Geben Sie Ihrer Botschaft ein Gesicht
Über eine Katastrophe müssen Unternehmen glücklicherweise selten berichten. Dennoch sollte auch in der Unternehmenskommunikation die Bildsprache mehr als einen rein informativen Charakter beinhalten. Wenn es etwa um ein soeben patentiertes Produkt geht, dann können Sie der entsprechenden Pressemitteilung zwar ein Foto desselben beilegen. Mehr Aussagekraft erhalten Sie aber, wenn darauf ein oder mehrere Menschen abgebildet sind, die das Produkt anwenden. Zum einen, weil ein solches Foto neben dem Design auch Informationen über die Verwendung des Produktes vermittelt, zum anderen, weil Menschen mehr Emotionen wecken als Gegenstände es vermögen.
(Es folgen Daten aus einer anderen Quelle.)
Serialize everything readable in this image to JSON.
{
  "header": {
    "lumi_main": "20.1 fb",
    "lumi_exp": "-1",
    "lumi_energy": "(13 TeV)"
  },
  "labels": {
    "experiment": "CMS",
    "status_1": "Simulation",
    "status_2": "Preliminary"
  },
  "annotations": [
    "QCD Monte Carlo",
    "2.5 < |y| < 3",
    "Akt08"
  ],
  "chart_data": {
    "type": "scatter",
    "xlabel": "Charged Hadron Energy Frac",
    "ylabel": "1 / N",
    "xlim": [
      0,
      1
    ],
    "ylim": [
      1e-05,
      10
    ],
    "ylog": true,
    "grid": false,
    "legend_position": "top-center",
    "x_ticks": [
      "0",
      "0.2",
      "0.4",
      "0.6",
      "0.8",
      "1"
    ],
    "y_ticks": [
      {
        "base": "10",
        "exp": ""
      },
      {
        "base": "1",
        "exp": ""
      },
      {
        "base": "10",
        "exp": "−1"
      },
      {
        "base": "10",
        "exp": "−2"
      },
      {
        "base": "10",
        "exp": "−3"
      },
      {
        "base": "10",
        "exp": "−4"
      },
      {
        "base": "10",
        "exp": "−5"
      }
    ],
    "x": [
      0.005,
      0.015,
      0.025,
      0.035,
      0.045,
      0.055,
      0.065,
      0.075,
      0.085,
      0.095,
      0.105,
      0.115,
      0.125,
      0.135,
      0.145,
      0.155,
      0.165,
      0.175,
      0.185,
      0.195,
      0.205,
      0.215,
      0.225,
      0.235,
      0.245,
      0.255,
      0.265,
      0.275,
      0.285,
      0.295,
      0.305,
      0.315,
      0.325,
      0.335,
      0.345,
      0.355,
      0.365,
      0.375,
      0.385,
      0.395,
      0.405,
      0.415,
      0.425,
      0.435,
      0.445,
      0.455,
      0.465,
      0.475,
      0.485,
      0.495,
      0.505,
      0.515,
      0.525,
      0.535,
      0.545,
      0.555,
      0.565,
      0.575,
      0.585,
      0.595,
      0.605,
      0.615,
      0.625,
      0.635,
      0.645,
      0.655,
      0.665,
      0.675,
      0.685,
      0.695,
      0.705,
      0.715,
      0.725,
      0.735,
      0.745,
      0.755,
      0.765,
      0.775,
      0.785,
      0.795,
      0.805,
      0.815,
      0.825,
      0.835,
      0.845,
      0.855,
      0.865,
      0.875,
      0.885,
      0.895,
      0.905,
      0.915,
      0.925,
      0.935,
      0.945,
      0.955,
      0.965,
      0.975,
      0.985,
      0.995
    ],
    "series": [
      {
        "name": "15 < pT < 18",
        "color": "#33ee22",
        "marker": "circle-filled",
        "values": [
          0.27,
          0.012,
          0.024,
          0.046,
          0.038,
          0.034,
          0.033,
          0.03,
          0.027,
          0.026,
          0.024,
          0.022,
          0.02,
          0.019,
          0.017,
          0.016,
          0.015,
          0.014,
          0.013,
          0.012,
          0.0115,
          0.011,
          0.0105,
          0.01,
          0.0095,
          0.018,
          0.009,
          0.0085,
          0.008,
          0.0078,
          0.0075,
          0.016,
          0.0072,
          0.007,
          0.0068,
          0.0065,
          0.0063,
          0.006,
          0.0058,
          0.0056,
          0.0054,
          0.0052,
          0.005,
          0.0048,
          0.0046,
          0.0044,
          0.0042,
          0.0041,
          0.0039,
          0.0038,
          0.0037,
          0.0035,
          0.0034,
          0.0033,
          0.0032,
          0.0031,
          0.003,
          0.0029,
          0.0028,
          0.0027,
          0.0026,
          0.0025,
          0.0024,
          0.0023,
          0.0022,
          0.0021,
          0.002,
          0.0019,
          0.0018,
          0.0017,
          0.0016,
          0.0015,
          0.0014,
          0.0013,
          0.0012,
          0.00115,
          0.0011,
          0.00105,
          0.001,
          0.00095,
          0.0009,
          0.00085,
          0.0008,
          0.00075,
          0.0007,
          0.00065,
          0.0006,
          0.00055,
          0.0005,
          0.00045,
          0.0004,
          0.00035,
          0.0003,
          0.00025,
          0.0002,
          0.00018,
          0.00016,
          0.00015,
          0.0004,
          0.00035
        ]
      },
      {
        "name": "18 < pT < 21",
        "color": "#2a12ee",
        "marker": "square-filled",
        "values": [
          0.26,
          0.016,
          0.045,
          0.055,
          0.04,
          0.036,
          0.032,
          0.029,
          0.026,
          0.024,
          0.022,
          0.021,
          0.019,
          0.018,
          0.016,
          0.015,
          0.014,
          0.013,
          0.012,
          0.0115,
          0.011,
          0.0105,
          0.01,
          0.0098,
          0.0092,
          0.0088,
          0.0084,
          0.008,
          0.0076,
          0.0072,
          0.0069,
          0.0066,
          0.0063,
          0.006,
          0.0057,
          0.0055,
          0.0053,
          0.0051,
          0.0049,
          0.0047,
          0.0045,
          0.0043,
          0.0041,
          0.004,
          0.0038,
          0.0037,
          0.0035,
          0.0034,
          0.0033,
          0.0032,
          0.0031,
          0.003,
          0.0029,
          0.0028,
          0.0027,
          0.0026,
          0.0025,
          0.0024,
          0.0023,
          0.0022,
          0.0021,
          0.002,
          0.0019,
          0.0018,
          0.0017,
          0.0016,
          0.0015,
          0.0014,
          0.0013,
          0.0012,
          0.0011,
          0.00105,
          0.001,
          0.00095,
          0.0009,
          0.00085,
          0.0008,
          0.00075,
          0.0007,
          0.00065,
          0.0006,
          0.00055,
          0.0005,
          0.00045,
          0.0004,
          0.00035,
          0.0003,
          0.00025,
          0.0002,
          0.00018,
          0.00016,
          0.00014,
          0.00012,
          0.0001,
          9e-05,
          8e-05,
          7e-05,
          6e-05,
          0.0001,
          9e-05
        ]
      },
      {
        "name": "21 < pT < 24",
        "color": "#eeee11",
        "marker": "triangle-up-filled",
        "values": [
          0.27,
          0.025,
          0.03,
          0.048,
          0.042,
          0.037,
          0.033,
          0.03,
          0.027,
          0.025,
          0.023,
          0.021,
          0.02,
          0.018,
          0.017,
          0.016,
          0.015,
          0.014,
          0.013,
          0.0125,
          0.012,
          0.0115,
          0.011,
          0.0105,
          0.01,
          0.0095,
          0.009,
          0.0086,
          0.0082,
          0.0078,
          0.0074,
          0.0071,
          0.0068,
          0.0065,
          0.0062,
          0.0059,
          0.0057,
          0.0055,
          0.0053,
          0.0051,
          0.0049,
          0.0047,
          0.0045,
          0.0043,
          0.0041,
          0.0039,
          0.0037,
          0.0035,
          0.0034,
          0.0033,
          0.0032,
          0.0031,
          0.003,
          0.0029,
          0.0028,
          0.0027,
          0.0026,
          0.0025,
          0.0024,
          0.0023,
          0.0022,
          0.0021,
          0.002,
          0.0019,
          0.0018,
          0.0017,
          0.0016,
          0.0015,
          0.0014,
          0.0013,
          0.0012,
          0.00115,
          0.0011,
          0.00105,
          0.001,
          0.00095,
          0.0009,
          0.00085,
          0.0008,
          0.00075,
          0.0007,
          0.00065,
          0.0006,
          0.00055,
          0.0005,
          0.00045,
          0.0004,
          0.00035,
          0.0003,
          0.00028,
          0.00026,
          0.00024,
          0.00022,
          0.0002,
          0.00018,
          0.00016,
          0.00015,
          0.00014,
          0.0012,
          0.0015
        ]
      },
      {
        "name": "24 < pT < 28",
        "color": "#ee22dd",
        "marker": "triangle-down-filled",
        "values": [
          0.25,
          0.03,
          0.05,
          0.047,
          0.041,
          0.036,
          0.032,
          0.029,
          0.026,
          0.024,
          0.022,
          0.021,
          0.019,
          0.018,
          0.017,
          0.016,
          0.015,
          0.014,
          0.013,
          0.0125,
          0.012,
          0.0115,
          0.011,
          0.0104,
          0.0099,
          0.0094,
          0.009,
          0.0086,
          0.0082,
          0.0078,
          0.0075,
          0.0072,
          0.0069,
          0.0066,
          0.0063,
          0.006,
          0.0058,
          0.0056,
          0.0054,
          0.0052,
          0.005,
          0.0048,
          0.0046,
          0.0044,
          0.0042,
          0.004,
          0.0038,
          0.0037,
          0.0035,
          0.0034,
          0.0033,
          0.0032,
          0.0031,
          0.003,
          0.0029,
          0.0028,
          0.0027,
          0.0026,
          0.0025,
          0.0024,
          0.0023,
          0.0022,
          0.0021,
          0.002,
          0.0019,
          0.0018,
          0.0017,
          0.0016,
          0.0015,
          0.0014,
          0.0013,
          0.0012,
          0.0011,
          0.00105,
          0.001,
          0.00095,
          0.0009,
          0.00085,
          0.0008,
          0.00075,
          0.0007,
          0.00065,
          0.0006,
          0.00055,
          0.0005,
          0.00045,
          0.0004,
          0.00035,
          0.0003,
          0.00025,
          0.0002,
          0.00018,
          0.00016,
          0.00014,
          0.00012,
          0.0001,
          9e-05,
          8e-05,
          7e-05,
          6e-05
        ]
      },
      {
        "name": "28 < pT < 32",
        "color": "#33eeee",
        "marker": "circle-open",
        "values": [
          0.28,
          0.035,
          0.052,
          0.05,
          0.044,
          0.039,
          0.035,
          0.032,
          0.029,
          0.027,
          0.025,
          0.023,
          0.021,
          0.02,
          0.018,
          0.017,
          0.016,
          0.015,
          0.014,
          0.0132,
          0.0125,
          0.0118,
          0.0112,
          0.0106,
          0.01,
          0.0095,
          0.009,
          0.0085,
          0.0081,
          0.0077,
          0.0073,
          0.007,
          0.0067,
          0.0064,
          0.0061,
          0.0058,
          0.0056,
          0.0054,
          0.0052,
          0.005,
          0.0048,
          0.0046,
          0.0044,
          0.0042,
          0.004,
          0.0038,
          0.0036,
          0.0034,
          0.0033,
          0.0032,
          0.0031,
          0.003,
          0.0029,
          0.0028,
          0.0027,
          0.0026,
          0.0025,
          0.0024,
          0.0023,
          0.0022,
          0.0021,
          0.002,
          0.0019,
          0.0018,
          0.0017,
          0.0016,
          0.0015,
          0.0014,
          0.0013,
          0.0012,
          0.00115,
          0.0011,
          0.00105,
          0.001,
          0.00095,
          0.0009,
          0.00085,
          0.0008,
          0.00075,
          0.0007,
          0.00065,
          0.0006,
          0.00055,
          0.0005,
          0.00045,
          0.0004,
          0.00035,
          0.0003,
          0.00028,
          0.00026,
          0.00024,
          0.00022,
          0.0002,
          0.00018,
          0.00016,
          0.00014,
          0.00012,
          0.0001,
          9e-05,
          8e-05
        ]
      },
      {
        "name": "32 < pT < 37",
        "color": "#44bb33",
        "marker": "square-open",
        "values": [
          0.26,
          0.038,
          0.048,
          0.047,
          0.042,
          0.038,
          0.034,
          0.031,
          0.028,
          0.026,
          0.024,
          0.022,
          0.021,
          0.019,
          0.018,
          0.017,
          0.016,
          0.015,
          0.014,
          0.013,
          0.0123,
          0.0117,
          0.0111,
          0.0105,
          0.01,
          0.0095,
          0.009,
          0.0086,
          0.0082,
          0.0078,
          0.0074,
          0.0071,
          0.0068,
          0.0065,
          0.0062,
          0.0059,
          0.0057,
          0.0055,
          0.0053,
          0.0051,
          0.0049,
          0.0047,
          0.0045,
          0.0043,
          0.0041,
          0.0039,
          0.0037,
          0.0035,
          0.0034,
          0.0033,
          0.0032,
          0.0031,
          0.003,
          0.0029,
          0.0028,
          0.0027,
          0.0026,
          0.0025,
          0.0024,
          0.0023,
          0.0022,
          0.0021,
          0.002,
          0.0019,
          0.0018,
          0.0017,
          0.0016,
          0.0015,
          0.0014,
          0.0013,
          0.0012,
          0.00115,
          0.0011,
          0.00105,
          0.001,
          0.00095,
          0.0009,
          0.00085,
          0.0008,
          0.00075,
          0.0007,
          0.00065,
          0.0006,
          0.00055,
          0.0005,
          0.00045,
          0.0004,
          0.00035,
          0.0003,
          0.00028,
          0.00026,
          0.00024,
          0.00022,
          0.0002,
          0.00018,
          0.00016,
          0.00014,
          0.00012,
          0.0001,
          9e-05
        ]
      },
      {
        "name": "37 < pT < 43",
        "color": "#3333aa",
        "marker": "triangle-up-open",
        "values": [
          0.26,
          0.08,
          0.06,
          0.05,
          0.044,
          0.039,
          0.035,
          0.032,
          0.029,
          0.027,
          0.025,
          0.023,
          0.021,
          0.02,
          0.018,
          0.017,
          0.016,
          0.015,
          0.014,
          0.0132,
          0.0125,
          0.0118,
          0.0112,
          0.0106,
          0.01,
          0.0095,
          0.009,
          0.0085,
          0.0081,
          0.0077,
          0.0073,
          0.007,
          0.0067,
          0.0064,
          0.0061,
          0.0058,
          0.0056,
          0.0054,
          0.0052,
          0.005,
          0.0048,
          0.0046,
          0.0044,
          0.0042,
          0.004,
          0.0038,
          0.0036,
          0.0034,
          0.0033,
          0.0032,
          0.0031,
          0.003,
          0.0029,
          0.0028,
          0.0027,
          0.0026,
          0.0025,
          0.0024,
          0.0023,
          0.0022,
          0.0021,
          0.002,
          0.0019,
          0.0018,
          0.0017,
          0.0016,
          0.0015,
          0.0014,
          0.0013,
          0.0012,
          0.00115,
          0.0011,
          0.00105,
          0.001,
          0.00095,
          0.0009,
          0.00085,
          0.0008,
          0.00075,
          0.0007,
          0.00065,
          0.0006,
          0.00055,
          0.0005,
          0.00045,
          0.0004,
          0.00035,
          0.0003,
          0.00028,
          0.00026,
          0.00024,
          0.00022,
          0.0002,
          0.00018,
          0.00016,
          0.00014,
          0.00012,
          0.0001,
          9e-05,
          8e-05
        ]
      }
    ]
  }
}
Welches Bild für welchen Zweck?
Darüber hinaus entscheidet die Art der Berichterstattung darüber, welche Bilder und Aufnahmetechnik gefragt sind. Für eine Medieninformation mit Nachrichtencharakter steht die Authentizität im Vordergrund. Nachbesserungen, Inszenierungen mit künstlerischem Anspruch und ein einseitiger Fokus sind hier Tabu. Zur Illustration einer Medieninfo braucht es in der Regel nur ein einziges Bild, das aber möglichst viele Informationen liefert, die mit dem Text korrespondieren. Doch auch wenn am Ende nur ein Foto die Medieninfo flankiert – stellen Sie den Redaktionen immer eine kleine Auswahl (inklusive entsprechende Bildlegenden) zur Verfügung. Erstens unterstützen Sie damit die Medienschaffenden in ihrem Anspruch einer individuellen Berichterstattung. Zweitens verhindern Sie, dass überall dasselbe Bild zu sehen ist, wenn mehrere Medien ihre Pressemeldung aufgreifen.
Im Gegensatz zu einer Medieninformation, werden Reportagen mit mehreren Fotos illustriert, die jeweils aber nur für einzelne Abschnitte im Text stehen – sei dies ein Erlebnisbericht, sei dies bei der Beschreibung von Arbeitsabläufen.
Für eine Imagebroschüre, den Webauftritt oder für Kundenmailings haben die ästhetische Inszenierung und die Symbolkraft einer Bildwelt, die sich wie aus einem Guss über die ganze Serie erstrecken, gegenüber einer informativ aber eher nüchtern gehaltenen Illustration Vorrang. Aufgabe einer seriellen Bildwelt ist es, das Image eines Unternehmens respektive das Markenerlebnis zu unterstützen.

Fazit
Ein Foto erhöht die Aufmerksamkeit und vermittelt innerhalb nur eines Wimpernschlags eine Fülle von Informationen, Eindrücken und Assoziationen. Und weil bekanntlich der erste Eindruck zählt, bedürfen in der Unternehmenskommunikation die Wahl von Sujets, der Aufbau einer Bildwelt und die fotografische Technik absolute Professionalität. Wir helfen Ihnen gerne weiter – in beratender Funktion, in konzeptioneller Hinsicht oder bei der Vermittlung eines für Sie geeigneten Pressefotografen.

Checkliste Pressebild
– Emotionen, Neues, Ungewohntes oder Spezielles, Leid und Tod – ein gutes Pressefoto erfüllt mindestens eines dieser Kriterien.
– Menschen sind emotionaler als Sachen.
– Lassen sie die Menschen nicht posieren, sondern zeigen Sie sie in Aktion.
– Bieten Sie den Medien eine Bildauswahl in Hoch- und Querformat an.
– Zeigen Sie das Motiv aus verschiedenen Perspektiven.
– Versehen Sie die einzelnen Bilder mit einer spannenden Legende.